Vous savez si toujours, dès mes plus jeunes ans,
Mes rustiques souhaits m’ont porté vers les champs ;
Si mon cœur dévorait vos champêtres histoires,
Cet âge d’or si cher à vos doctes mémoires,
Ces fleuves, ces vergers, Éden aimé des cieux
Et du premier humain berceau délicieux ;
L’épouse de Booz, chaste et belle indigente,
Qui suit d’un pas tremblant la moisson opulente ;
Joseph, qui dans Sichem cherche et retrouve, hélas !
Ses dix frères pasteurs qui ne l’attendaient pas ;
Rachel, objet sans prix qu’un amoureux courage
N’a pas trop acheté de quinze ans d’esclavage.
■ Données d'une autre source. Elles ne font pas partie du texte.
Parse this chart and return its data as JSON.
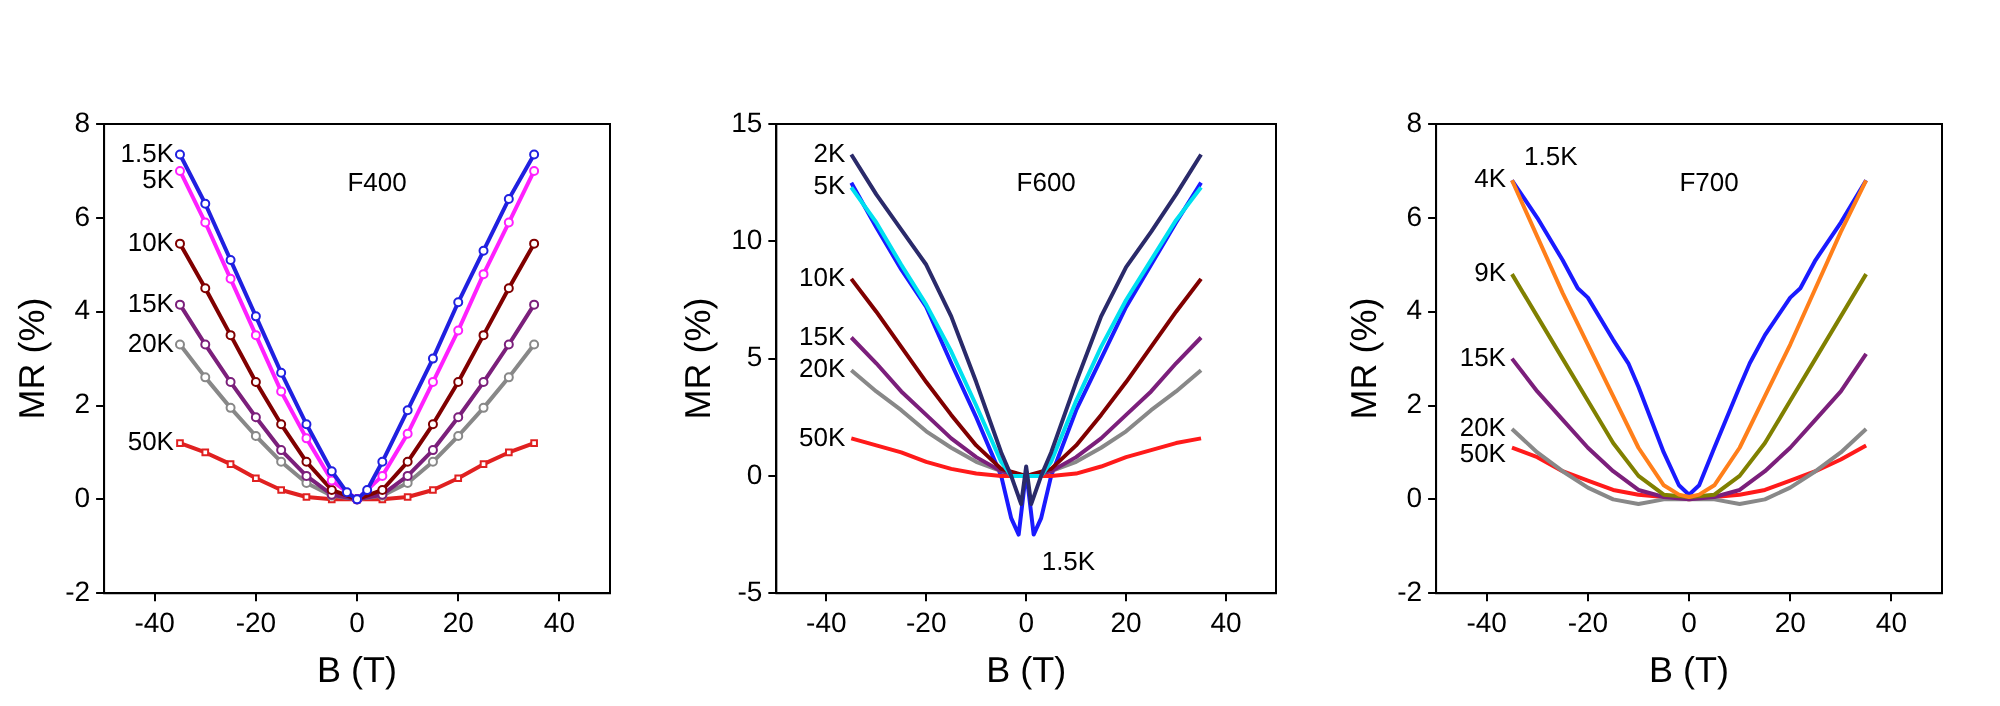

Oh ! oui, je veux un jour, en des bords retirés,
Sur un riche coteau ceint de bois et de prés,
Avoir un humble toit, une source d’eau vive,
Qui parle, et dans sa fuite et féconde et plaintive,
Nourrisse mon verger, abreuve mes troupeaux.
Là je veux, ignorant le monde et ses travaux,
Loin du superbe ennui que l’éclat environne,
Vivre comme jadis, aux champs de Babylone,
Ont vécu, nous dit-on, ces pères des humains
Dont le nom aux autels remplit nos fastes saints ;
Avoir amis, enfants, épouse belle et sage ;
Errer, un livre en main, de bocage en bocage ;
Savourer sans remords, sans crainte, sans désirs,
Une paix dont nul bien n’égale les plaisirs.